The agreement calls for the museum and the collector to exchange the shared works every six months, but Mr Sharp says the rotation is “flexible” and likely to be once a year. The contract will be binding on Mr Anschutz’s estate, and the museum retains first right of refusal should the collector or his successors decide to sell his share in either work.
The museum independently purchased two Eakins oil sketches from the Philadelphia Art Museum, both studies for In the Badlands, 1888, another painting which belongs to Mr Anschutz, who owns the largest private collection of Western American art. He could not be reached for comment.
Mr Sharp said that Mr Anschutz proposed the sharing scheme when told that the Eakins was available and the museum did not have enough money to buy it. Mr Anschutz, 68, has assets of $7.4bn, according to Forbes. Neither he nor his $645m foundation has donated any art to the Denver museum, but Mr Sharp is confident that the collector will help improve the collection in the future. “We know and trust Phil Anschutz,” he said.

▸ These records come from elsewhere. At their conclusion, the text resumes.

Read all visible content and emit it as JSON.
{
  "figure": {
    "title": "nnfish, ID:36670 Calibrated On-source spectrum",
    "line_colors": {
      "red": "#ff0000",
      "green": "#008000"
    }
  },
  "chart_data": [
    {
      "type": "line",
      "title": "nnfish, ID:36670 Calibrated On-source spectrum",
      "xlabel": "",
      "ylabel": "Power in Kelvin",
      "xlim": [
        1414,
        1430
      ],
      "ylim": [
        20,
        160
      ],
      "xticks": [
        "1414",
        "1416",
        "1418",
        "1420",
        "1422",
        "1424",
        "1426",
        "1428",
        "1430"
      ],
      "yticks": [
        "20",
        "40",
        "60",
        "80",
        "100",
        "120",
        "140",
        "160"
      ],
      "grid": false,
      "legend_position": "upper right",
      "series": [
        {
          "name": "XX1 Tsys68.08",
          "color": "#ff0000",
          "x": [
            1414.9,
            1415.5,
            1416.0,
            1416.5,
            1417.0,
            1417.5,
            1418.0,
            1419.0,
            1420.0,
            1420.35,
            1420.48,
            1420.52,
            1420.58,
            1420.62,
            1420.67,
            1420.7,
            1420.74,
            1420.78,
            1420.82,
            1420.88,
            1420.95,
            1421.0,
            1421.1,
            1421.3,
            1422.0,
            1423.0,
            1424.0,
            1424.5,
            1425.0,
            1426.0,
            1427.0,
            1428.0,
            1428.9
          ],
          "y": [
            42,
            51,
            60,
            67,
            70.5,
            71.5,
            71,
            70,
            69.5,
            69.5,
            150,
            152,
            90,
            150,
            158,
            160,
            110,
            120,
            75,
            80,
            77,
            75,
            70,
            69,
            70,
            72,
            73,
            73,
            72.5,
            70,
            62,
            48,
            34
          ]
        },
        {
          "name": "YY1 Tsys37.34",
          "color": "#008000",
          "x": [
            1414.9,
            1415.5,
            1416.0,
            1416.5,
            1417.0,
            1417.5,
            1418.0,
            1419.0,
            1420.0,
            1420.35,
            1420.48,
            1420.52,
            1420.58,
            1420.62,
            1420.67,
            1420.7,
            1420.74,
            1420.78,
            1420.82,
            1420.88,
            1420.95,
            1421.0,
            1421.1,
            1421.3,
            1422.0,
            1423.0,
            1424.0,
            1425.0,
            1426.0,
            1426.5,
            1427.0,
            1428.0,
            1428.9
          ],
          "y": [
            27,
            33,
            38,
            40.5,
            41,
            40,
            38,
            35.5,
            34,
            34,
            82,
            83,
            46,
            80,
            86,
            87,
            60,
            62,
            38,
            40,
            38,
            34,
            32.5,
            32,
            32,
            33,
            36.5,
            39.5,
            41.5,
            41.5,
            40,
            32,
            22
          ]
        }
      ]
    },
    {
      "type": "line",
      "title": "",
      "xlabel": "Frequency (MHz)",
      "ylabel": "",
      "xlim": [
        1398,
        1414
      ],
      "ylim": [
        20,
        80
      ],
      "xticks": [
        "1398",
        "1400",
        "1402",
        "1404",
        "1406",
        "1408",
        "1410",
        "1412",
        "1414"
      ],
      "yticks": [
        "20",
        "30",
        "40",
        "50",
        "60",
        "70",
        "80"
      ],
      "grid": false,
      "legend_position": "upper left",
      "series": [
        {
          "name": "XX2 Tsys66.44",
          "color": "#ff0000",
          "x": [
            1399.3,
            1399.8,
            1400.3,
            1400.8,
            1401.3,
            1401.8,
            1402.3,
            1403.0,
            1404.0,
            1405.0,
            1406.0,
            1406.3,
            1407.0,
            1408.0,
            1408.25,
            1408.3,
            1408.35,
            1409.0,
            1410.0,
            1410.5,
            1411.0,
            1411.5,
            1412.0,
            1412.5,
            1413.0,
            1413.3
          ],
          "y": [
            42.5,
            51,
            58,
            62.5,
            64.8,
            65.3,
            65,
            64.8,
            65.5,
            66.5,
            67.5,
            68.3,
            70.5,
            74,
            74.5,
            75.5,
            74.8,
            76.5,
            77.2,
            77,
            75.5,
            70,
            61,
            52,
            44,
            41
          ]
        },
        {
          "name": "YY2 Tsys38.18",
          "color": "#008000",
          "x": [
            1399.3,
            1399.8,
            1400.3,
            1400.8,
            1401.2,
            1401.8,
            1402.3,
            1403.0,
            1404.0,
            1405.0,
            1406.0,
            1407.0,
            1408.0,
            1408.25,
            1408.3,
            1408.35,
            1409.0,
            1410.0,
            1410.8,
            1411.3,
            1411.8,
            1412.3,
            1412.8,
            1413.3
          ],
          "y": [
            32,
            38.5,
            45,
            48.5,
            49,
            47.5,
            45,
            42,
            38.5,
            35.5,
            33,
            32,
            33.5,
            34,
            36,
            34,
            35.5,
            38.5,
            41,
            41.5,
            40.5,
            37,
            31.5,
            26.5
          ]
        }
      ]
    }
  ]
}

But does the deal fall within accepted standards of ethics and best practice? AAMD’s criteria for deaccessioning an object are poor quality or condition, redundancy or inauthenticity—none of which pertains to the Deas, which the museum’s Institute for Western American Art website describes as “the single most influential image in Rocky Mountain iconography”. AAMD encourages members to sell or trade with other institutions to ensure the object remains in a public collection. The museum and Mr Sharp downplay the fact that “The Anschutz Collection”, housed in downtown Denver, is private and not open to the public.
AAMD forbids sale of work to “anyone whose association with the institution might give them advantage in acquiring the work”. Mr Anschutz’s foundation has donated $7.6m to the museum in the past eight years.
But Mr Sharp said the most important aspect of the deal is that it fulfils AAMD’s mandate that a museum should deaccession “solely to improve the quality, scope, and appropriateness of the collection”.